Virginia Driving Hawk Sneve

National Humanities Medal

2000

For thirty years Virginia Driving Hawk Sneve has written children's books with the intention of dispelling stereotypes and negative images of Native Americans. She has brought the richness of Native American culture and heritage to thousands of children.

Sneve began by thinking of her own children and what they were learning about their heritage. "There were so many inaccuracies and stereotypes in what my children were reading," she says. She recalls how her young son, anticipating a Native American uncle's visit from the Pine Ridge Reservation, lined up his friends on the driveway expecting to see an Indian chief. Her son was obviously disappointed when Sneve's uncle arrived in everyday street clothes. "I realized these stereotypes were affecting my own family," Sneve says.

So she set about making a change. Her first book, Jimmy Yellow Hawk, was published in 1972 and was followed by some twenty works of fiction and nonfiction. Sneve's books for children and adults that focus on Native American culture and heritage include High Elk's Treasure, The Chichi Hoohoo Bogeyman, and The Trickster and the Troll, an imaginative combination of Lakota and Norwegian folklore. Completing the Circle combines history, autobiography, and legend to tell the story of several generations of women in Sneve's family.

"I write from my own experience and about Native Americans I've known all my life." she says. "The characters are believable children who live on modern-day reservations. In my nonfiction I strive for accuracy and try to bring them up to contemporary times--not about people hunting buffaloes!" Sneve is the daughter of an Episcopal priest and a Lakota Sioux mother. She grew up on the Rosebud Reservation of South Dakota and was an English teacher and counselor in Rapid City public schools and at the Flandreau Indian School for forty years.
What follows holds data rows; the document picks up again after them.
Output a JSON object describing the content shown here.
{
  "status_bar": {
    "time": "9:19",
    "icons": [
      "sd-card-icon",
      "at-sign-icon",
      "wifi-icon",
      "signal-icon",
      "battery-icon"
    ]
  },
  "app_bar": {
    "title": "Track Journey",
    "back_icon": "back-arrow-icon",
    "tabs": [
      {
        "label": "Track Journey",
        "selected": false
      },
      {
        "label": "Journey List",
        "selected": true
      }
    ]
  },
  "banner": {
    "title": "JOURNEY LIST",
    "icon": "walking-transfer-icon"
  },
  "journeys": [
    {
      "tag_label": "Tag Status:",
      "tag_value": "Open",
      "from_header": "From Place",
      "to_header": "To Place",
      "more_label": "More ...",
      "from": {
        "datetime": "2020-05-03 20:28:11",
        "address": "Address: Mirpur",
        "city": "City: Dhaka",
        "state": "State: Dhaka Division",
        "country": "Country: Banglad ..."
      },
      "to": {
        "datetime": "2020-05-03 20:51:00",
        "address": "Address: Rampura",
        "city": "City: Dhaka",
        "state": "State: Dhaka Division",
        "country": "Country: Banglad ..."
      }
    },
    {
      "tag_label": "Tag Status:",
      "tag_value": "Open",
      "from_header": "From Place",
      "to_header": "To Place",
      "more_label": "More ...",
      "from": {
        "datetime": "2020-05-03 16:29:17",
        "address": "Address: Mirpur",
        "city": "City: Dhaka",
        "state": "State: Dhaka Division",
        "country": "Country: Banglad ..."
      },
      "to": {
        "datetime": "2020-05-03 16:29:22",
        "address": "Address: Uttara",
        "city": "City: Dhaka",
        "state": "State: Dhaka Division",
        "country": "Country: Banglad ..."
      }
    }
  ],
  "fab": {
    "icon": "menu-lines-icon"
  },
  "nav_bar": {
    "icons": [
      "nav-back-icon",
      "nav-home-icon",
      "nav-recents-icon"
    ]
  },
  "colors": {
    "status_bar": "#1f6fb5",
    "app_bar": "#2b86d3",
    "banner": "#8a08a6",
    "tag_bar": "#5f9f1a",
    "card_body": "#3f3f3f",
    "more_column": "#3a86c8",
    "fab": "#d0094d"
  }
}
As a girl, Sneve says, she was a "big reader." In one rectory her family lived in, she came upon a 1912 set of The Book of Knowledge, an encyclopedia series that included selections of classic mythology and literature.

"Those books influenced me more than anything," she says. "They also helped me realize I could write. I've been interested in history and literature my whole life--even before I knew it was called the humanities. I hope my work with children will show them the importance it has in their lives as well."

Sneve's most recent book is Grandpa Was a Cowboy and an Indian, a collection of short stories.

By MR

About the National Humanities Medal

The National Humanities Medal, inaugurated in 1997, honors individuals or groups whose work has deepened the nation's understanding of the humanities and broadened our citizens' engagement with history, literature, languages, philosophy, and other humanities subjects. Up to 12 medals can be awarded each year.